The rise of data

Predicting our Cultural Future: Is 2016 the year of musedata?, Center for the Future of Museums, 8 December 2015

musedataUnderstanding how to collect data and knowing what to use it for are essential for our field. Today readers will hear more about these best practices from three women who work with data in museums. We welcome: Angie Judge, founding director of museum analytics provider at Dexbit; Dacia Massengill, Washington based digital strategist for museums and the cultural sector. She is also the creator of the Arts Analytics Group; and Elena Villaespesa , digital analyst at The Metropolitan Museum of Art by day, PhD student at the School of Museum Studies, University of Leicester by night. Elena blogs about her research in arts & metrics.

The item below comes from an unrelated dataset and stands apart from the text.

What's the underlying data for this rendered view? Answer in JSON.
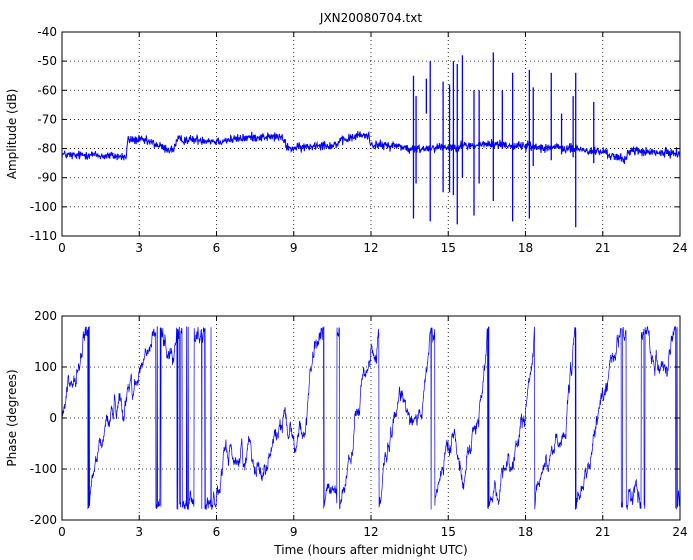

The meteoric rise of data is now estimated at 2.5 quintillion bytes daily, 90% less than 2 years old. Bringing information, analytics and sentiment, data is unsurprisingly positioning centrally to the mission of museums globally. With technology, data’s role is increasingly predictive rather than reactive. Beyond dealing purely in cultural history, does that mean data can now provide a pathway to the museum’s future?

This upsurge has fuelled predictions on how data will inform museum practice, explored by the Center for the Future of Museums, concepts now on their way to real life. It is a mind boggling world of dashboards and machine learning, loyalty and personalization, linked open data and data journalism: 2016 it seems, is the year of ‘musedata’. As it draws closer, we take a look at the opportunities, challenges and pathways the new year brings.

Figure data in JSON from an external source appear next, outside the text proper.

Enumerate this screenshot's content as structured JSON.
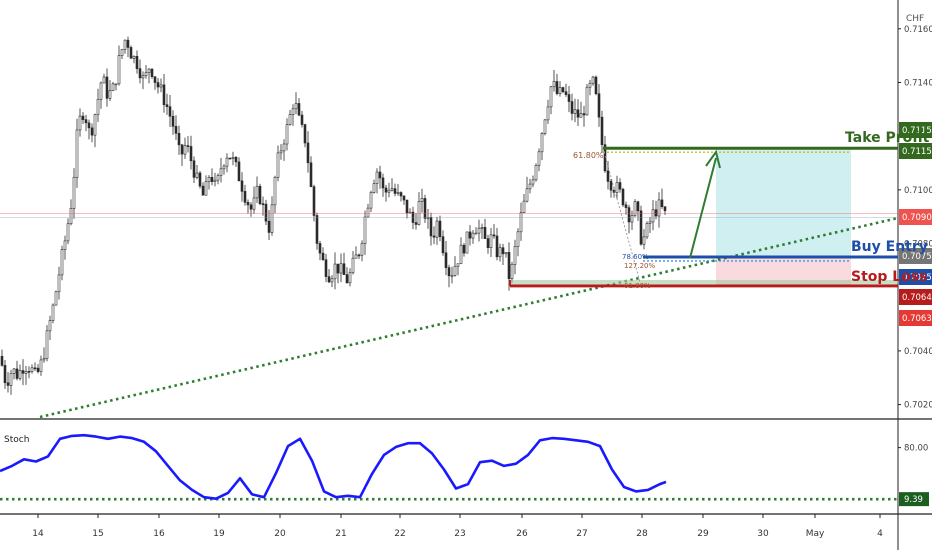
{
  "header": {
    "currency": "CHF"
  },
  "annotations": {
    "take_profit": "Take Profit",
    "buy_entry": "Buy Entry",
    "stop_loss": "Stop Loss",
    "fib_618": "61.80%",
    "fib_786": "78.60%",
    "fib_127": "127.20%",
    "fib_618b": "61.80%"
  },
  "colors": {
    "take_profit": "#33691e",
    "buy_entry": "#1e4fa8",
    "stop_loss": "#b71c1c",
    "candles": "#2b2b2b",
    "trendline": "#2e7d32",
    "stoch": "#1a1aff",
    "profit_zone": "#c8ecee",
    "loss_zone": "#f8d6db",
    "current_price": "#ef5350"
  },
  "chart_data": [
    {
      "type": "candlestick",
      "x_ticks": [
        "14",
        "15",
        "16",
        "19",
        "20",
        "21",
        "22",
        "23",
        "26",
        "27",
        "28",
        "29",
        "30",
        "May",
        "4"
      ],
      "y_ticks": [
        "0.71600",
        "0.71400",
        "0.71000",
        "0.70800",
        "0.70400",
        "0.70200"
      ],
      "ylim": [
        0.7015,
        0.7167
      ],
      "price_labels": [
        {
          "text": "0.71155",
          "value": 0.71155,
          "color": "#33691e"
        },
        {
          "text": "0.71154",
          "value": 0.71154,
          "color": "#33691e"
        },
        {
          "text": "0.70905",
          "value": 0.70905,
          "color": "#ef5350"
        },
        {
          "text": "0.70758",
          "value": 0.70758,
          "color": "#757575"
        },
        {
          "text": "0.70750",
          "value": 0.7075,
          "color": "#1e4fa8"
        },
        {
          "text": "0.70642",
          "value": 0.70642,
          "color": "#b71c1c"
        },
        {
          "text": "0.70639",
          "value": 0.70639,
          "color": "#e53935"
        }
      ],
      "levels": {
        "take_profit": 0.71155,
        "buy_entry": 0.7075,
        "stop_loss": 0.70642,
        "current": 0.70905
      },
      "close_path": [
        [
          0,
          0.7038
        ],
        [
          6,
          0.7028
        ],
        [
          12,
          0.7033
        ],
        [
          18,
          0.7031
        ],
        [
          24,
          0.7035
        ],
        [
          30,
          0.7034
        ],
        [
          36,
          0.703
        ],
        [
          42,
          0.7036
        ],
        [
          48,
          0.7047
        ],
        [
          54,
          0.7058
        ],
        [
          60,
          0.7071
        ],
        [
          66,
          0.7083
        ],
        [
          72,
          0.7097
        ],
        [
          78,
          0.7124
        ],
        [
          84,
          0.713
        ],
        [
          90,
          0.712
        ],
        [
          96,
          0.713
        ],
        [
          102,
          0.7142
        ],
        [
          108,
          0.7135
        ],
        [
          114,
          0.7138
        ],
        [
          120,
          0.715
        ],
        [
          126,
          0.7157
        ],
        [
          132,
          0.715
        ],
        [
          138,
          0.7147
        ],
        [
          144,
          0.714
        ],
        [
          150,
          0.7147
        ],
        [
          156,
          0.714
        ],
        [
          162,
          0.7136
        ],
        [
          168,
          0.713
        ],
        [
          174,
          0.7123
        ],
        [
          180,
          0.7112
        ],
        [
          186,
          0.7117
        ],
        [
          192,
          0.711
        ],
        [
          198,
          0.7102
        ],
        [
          204,
          0.7097
        ],
        [
          210,
          0.7107
        ],
        [
          216,
          0.71
        ],
        [
          222,
          0.711
        ],
        [
          228,
          0.7114
        ],
        [
          234,
          0.711
        ],
        [
          240,
          0.7104
        ],
        [
          246,
          0.7097
        ],
        [
          252,
          0.7092
        ],
        [
          258,
          0.71
        ],
        [
          264,
          0.7092
        ],
        [
          270,
          0.7085
        ],
        [
          276,
          0.7108
        ],
        [
          282,
          0.7117
        ],
        [
          288,
          0.7124
        ],
        [
          294,
          0.7134
        ],
        [
          300,
          0.7124
        ],
        [
          306,
          0.7118
        ],
        [
          312,
          0.7097
        ],
        [
          318,
          0.7078
        ],
        [
          324,
          0.7072
        ],
        [
          330,
          0.7068
        ],
        [
          336,
          0.7072
        ],
        [
          342,
          0.7069
        ],
        [
          348,
          0.7066
        ],
        [
          354,
          0.7073
        ],
        [
          360,
          0.7078
        ],
        [
          366,
          0.7092
        ],
        [
          372,
          0.7103
        ],
        [
          378,
          0.7108
        ],
        [
          384,
          0.7098
        ],
        [
          390,
          0.7102
        ],
        [
          396,
          0.7098
        ],
        [
          402,
          0.7096
        ],
        [
          408,
          0.7092
        ],
        [
          414,
          0.7087
        ],
        [
          420,
          0.7096
        ],
        [
          426,
          0.709
        ],
        [
          432,
          0.7082
        ],
        [
          438,
          0.7089
        ],
        [
          444,
          0.7077
        ],
        [
          450,
          0.7068
        ],
        [
          456,
          0.7073
        ],
        [
          462,
          0.7078
        ],
        [
          468,
          0.7082
        ],
        [
          474,
          0.7087
        ],
        [
          480,
          0.7085
        ],
        [
          486,
          0.708
        ],
        [
          492,
          0.7082
        ],
        [
          498,
          0.7076
        ],
        [
          504,
          0.7078
        ],
        [
          510,
          0.7066
        ],
        [
          516,
          0.708
        ],
        [
          522,
          0.7092
        ],
        [
          528,
          0.71
        ],
        [
          534,
          0.7107
        ],
        [
          540,
          0.7118
        ],
        [
          546,
          0.713
        ],
        [
          552,
          0.714
        ],
        [
          558,
          0.7135
        ],
        [
          564,
          0.7137
        ],
        [
          570,
          0.713
        ],
        [
          576,
          0.7128
        ],
        [
          582,
          0.7127
        ],
        [
          588,
          0.7137
        ],
        [
          594,
          0.714
        ],
        [
          600,
          0.7122
        ],
        [
          606,
          0.7107
        ],
        [
          612,
          0.7102
        ],
        [
          618,
          0.71
        ],
        [
          624,
          0.7096
        ],
        [
          630,
          0.709
        ],
        [
          636,
          0.7094
        ],
        [
          642,
          0.708
        ],
        [
          648,
          0.7086
        ],
        [
          654,
          0.7092
        ],
        [
          660,
          0.7094
        ],
        [
          666,
          0.709
        ]
      ]
    },
    {
      "type": "line",
      "title": "Stoch",
      "y_ticks": [
        "80.00",
        "9.39"
      ],
      "ylim": [
        0,
        100
      ],
      "oversold_level": 9.39,
      "series": [
        {
          "values": [
            [
              0,
              48
            ],
            [
              12,
              55
            ],
            [
              24,
              64
            ],
            [
              36,
              61
            ],
            [
              48,
              68
            ],
            [
              60,
              92
            ],
            [
              72,
              96
            ],
            [
              84,
              97
            ],
            [
              96,
              95
            ],
            [
              108,
              92
            ],
            [
              120,
              95
            ],
            [
              132,
              93
            ],
            [
              144,
              88
            ],
            [
              156,
              75
            ],
            [
              168,
              55
            ],
            [
              180,
              35
            ],
            [
              192,
              22
            ],
            [
              204,
              12
            ],
            [
              216,
              10
            ],
            [
              228,
              18
            ],
            [
              240,
              38
            ],
            [
              252,
              16
            ],
            [
              264,
              12
            ],
            [
              276,
              45
            ],
            [
              288,
              82
            ],
            [
              300,
              92
            ],
            [
              312,
              62
            ],
            [
              324,
              20
            ],
            [
              336,
              12
            ],
            [
              348,
              14
            ],
            [
              360,
              12
            ],
            [
              372,
              44
            ],
            [
              384,
              70
            ],
            [
              396,
              81
            ],
            [
              408,
              86
            ],
            [
              420,
              86
            ],
            [
              432,
              72
            ],
            [
              444,
              50
            ],
            [
              456,
              24
            ],
            [
              468,
              30
            ],
            [
              480,
              60
            ],
            [
              492,
              62
            ],
            [
              504,
              55
            ],
            [
              516,
              58
            ],
            [
              528,
              70
            ],
            [
              540,
              90
            ],
            [
              552,
              93
            ],
            [
              564,
              92
            ],
            [
              576,
              90
            ],
            [
              588,
              88
            ],
            [
              600,
              82
            ],
            [
              612,
              50
            ],
            [
              624,
              26
            ],
            [
              636,
              20
            ],
            [
              648,
              22
            ],
            [
              660,
              30
            ],
            [
              666,
              33
            ]
          ]
        }
      ]
    }
  ]
}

Big data, big opportunities

For some museums, the origin of analytics occurs organically from the data opportunities inherent in balancing access with preservation. Data can combine the visitor’s physical gallery pathway with the digital touchpoints that complete their omnichannel experience: web, app, social, ticketing and more. At New York’s Cooper Hewitt, data on how visitors interact with collections arose naturally from The Pen, an interactive digital device that allows visitors online access to their favorite objects post visit. For others, analytics is an intentional introduction to museum management on its own business case. Take the Victoria and Albert Museum in London, for example, where the results of split testing on website behaviour serve to enhance experience. Whether data’s presence precedes the demand from decisions or vice versa, the value equation remains the same: insight. Museums worldwide are beginning to discover the possibilities in patterns. Aggregated, this can be useful in informing digital production, tweaking marketing campaigns or adjusting wayfinding. At an individual visitor level, the opportunities are even greater. “We see three benefit pillars in pursuing musedata,” says Angie Judge, founder of Dexibit, museum analytics provider, “reporting efficiency, investment optimization and personalization opportunity”. Great news in a sector constantly challenged to do more with less.

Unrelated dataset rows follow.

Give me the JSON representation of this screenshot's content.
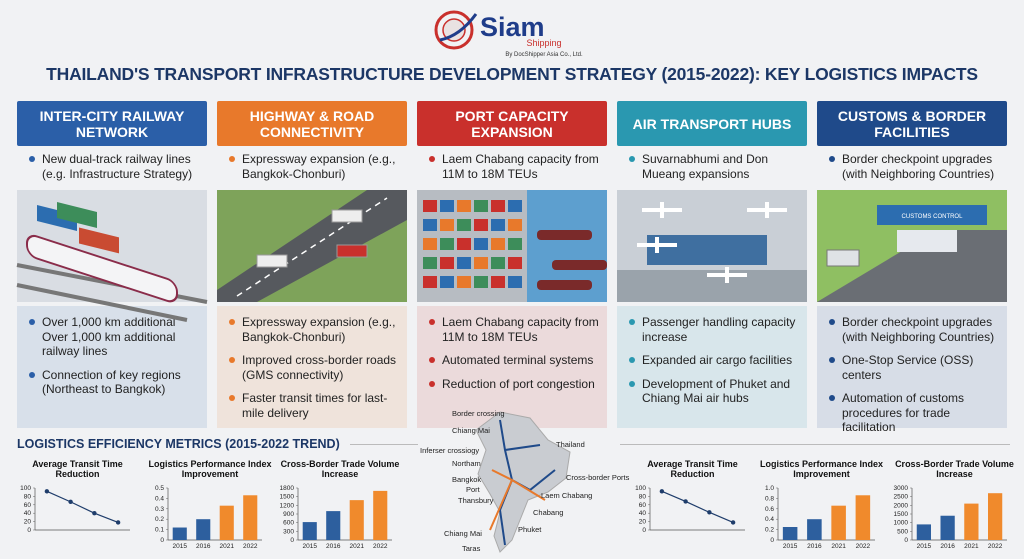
{
  "header": {
    "brand": "Siam",
    "brand_sub": "Shipping",
    "tagline": "By DocShipper Asia Co., Ltd.",
    "title": "THAILAND'S TRANSPORT INFRASTRUCTURE DEVELOPMENT STRATEGY (2015-2022): KEY LOGISTICS IMPACTS"
  },
  "columns": [
    {
      "title": "INTER-CITY RAILWAY NETWORK",
      "color": "#2b5fa8",
      "top_bullets": [
        "New dual-track railway lines (e.g. Infrastructure Strategy)"
      ],
      "bottom_bullets": [
        "Over 1,000 km additional Over 1,000 km additional railway lines",
        "Connection of key regions (Northeast to Bangkok)"
      ]
    },
    {
      "title": "HIGHWAY & ROAD CONNECTIVITY",
      "color": "#e8792b",
      "top_bullets": [
        "Expressway expansion (e.g., Bangkok-Chonburi)"
      ],
      "bottom_bullets": [
        "Expressway expansion (e.g., Bangkok-Chonburi)",
        "Improved cross-border roads (GMS connectivity)",
        "Faster transit times for last-mile delivery"
      ]
    },
    {
      "title": "PORT CAPACITY EXPANSION",
      "color": "#c9302c",
      "top_bullets": [
        "Laem Chabang capacity from 11M to 18M TEUs"
      ],
      "bottom_bullets": [
        "Laem Chabang capacity from 11M to 18M TEUs",
        "Automated terminal systems",
        "Reduction of port congestion"
      ]
    },
    {
      "title": "AIR TRANSPORT HUBS",
      "color": "#2a98b0",
      "top_bullets": [
        "Suvarnabhumi and Don Mueang expansions"
      ],
      "bottom_bullets": [
        "Passenger handling capacity increase",
        "Expanded air cargo facilities",
        "Development of Phuket and Chiang Mai air hubs"
      ]
    },
    {
      "title": "CUSTOMS & BORDER FACILITIES",
      "color": "#1f4a8a",
      "top_bullets": [
        "Border checkpoint upgrades (with Neighboring Countries)"
      ],
      "bottom_bullets": [
        "Border checkpoint upgrades (with Neighboring Countries)",
        "One-Stop Service (OSS) centers",
        "Automation of customs procedures for trade facilitation"
      ],
      "image_label": "CUSTOMS CONTROL"
    }
  ],
  "metrics": {
    "title": "LOGISTICS EFFICIENCY METRICS (2015-2022 TREND)"
  },
  "chart_data": [
    {
      "type": "line",
      "title": "Average Transit Time Reduction",
      "categories": [
        null,
        null,
        null,
        null
      ],
      "values": [
        92,
        67,
        40,
        18
      ],
      "color": "#1f3d6b",
      "ylim": [
        0,
        100
      ],
      "yticks": [
        0,
        20,
        40,
        60,
        80,
        100
      ]
    },
    {
      "type": "bar",
      "title": "Logistics Performance Index Improvement",
      "categories": [
        "2015",
        "2016",
        "2021",
        "2022"
      ],
      "values": [
        0.12,
        0.2,
        0.33,
        0.43
      ],
      "colors": [
        "#2d5f9e",
        "#2d5f9e",
        "#f08a2c",
        "#f08a2c"
      ],
      "ylim": [
        0,
        0.5
      ],
      "yticks": [
        0,
        0.1,
        0.2,
        0.3,
        0.4,
        0.5
      ]
    },
    {
      "type": "bar",
      "title": "Cross-Border Trade Volume Increase",
      "categories": [
        "2015",
        "2016",
        "2021",
        "2022"
      ],
      "values": [
        620,
        1000,
        1380,
        1700
      ],
      "colors": [
        "#2d5f9e",
        "#2d5f9e",
        "#f08a2c",
        "#f08a2c"
      ],
      "ylim": [
        0,
        1800
      ],
      "yticks": [
        0,
        300,
        600,
        900,
        1200,
        1500,
        1800
      ]
    },
    {
      "type": "line",
      "title": "Average Transit Time Reduction",
      "categories": [
        null,
        null,
        null,
        null
      ],
      "values": [
        92,
        68,
        42,
        18
      ],
      "color": "#1f3d6b",
      "ylim": [
        0,
        100
      ],
      "yticks": [
        0,
        20,
        40,
        60,
        80,
        100
      ]
    },
    {
      "type": "bar",
      "title": "Logistics Performance Index Improvement",
      "categories": [
        "2015",
        "2016",
        "2021",
        "2022"
      ],
      "values": [
        0.25,
        0.4,
        0.66,
        0.86
      ],
      "colors": [
        "#2d5f9e",
        "#2d5f9e",
        "#f08a2c",
        "#f08a2c"
      ],
      "ylim": [
        0,
        1
      ],
      "yticks": [
        0,
        0.2,
        0.4,
        0.6,
        0.8,
        {
          "value": 1,
          "label": "1.0"
        }
      ]
    },
    {
      "type": "bar",
      "title": "Cross-Border Trade Volume Increase",
      "categories": [
        "2015",
        "2016",
        "2021",
        "2022"
      ],
      "values": [
        900,
        1400,
        2100,
        2700
      ],
      "colors": [
        "#2d5f9e",
        "#2d5f9e",
        "#f08a2c",
        "#f08a2c"
      ],
      "ylim": [
        0,
        3000
      ],
      "yticks": [
        0,
        500,
        1000,
        1500,
        2000,
        2500,
        3000
      ]
    }
  ],
  "map": {
    "labels": [
      "Border crossing",
      "Chiang Mai",
      "Inferser crossiogy",
      "Northam",
      "Bangkok",
      "Port",
      "Thansbury",
      "Thailand",
      "Cross-border Ports",
      "Laem Chabang",
      "Chabang",
      "Chiang Mai",
      "Phuket",
      "Taras"
    ]
  }
}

Data literacy changes things

Whilst the museum is no stranger to audience research, analytics represents challenging new territory. This trend might be commonplace in sectors such as retail, but for museums, there’s a journey ahead to achieve widespread analytics adoption. Often, this transformation starts with specific resources dedicated to this task and an increase of data literacy. Lack of resources is a common barrier, however many museums are creating analyst roles or including responsibilities for various departments. For data to make an impact, Elena Villaespesa, digital analyst at The Metropolitan Museum of Art in New York, is an advocate for prioritizing cultural change with a focus on communicating insights and a framework for evaluation to ensure findings result in outcomes. At the Met, Villaespesa is designing a dashboard for data stories. “By displaying data centrally, we can monitor trends and compare initiative results with context.” Villaespesa said. “The main objective of having a dashboard is to communicate the impact of our digital initiatives and to be able to make decisions in an effective and rapid way.”